Another point to consider is the fact that several Clostridium species are capable of using Fe(III) as a minor electron acceptor (<5 % of the reducing equivalent) for fermentative growth (Lovley 2006). Although these bacteria do not conserve energy from ferric reduction, thermodynamic estimations proved that fermentation coupled with ferric reduction is energetically more favorable than without it (Lovley and Phillips 1989). This implies that the growth of the fermentative iron reducers can potentially be stimulated by providing ferric iron.
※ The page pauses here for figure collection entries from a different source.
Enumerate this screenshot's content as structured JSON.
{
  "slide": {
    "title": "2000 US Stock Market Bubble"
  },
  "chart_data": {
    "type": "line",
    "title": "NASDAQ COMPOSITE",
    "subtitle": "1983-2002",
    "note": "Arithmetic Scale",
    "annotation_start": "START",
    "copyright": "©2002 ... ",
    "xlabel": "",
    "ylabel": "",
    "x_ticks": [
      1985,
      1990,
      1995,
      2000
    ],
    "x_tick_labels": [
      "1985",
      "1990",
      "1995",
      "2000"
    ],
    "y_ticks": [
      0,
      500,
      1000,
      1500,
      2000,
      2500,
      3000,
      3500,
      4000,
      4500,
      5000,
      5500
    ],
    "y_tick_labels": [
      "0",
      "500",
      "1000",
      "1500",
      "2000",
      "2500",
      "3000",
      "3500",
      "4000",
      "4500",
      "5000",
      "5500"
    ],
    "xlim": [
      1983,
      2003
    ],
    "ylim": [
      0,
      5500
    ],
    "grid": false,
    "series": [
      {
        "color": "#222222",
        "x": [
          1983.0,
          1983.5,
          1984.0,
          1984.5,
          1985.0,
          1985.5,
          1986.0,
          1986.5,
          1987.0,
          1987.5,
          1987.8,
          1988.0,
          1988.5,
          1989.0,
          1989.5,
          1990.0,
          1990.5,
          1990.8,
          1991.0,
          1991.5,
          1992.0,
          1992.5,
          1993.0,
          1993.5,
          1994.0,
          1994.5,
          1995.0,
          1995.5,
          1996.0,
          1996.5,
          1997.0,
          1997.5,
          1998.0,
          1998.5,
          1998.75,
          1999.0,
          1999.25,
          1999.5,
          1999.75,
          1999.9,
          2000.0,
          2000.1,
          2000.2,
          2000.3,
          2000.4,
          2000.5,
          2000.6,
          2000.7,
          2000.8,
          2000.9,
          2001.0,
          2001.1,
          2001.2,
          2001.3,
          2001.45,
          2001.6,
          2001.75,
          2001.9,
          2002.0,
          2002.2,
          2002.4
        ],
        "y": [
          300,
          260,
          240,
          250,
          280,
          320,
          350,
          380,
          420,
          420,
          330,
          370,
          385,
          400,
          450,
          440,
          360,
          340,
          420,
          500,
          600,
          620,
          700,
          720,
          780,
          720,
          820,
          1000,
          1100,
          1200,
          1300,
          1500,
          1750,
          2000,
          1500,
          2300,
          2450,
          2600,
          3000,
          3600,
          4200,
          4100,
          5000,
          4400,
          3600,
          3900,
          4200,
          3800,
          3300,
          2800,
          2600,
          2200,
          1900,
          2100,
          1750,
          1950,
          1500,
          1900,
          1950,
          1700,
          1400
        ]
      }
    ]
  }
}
It is therefore interesting to observe that WB10, a DGGE band assigned to Clostridium, was observed to have a substantially greater intensity in R2 and R3 than in R1 during the active acidogenesis period (Figs. 2 and 4b). In addition, a previous study actually reported the increase in cellular activity of Clostridium chauvoei, to which WB10 was most closely related, by the addition of ferric salts (Scott 1926). These suggest that the Clostridium-related population corresponding to WB10 was likely a fermentative iron reducer and was stimulated to active growth in R2 and R3. Given that both C. chauvoei and Clostridium tertium (Table 3) are able to ferment lactose and produce acetate followed by butyrate as the major fermentation products (De Vos et al. 2009), this stimulated growth may have contributed to the alteration in the composition of the VFAs produced (i.e., higher proportion of acetate) in the reactors (Figs. 2 and 3). Such a shift in the metabolic characteristics towards more acetic-type fermentation seems to be beneficial to methanogenesis (Fig. 1). The biostimulation of fermentative iron reducers and its influence on methanogenesis have been little explored, and this interesting potential deserves further study.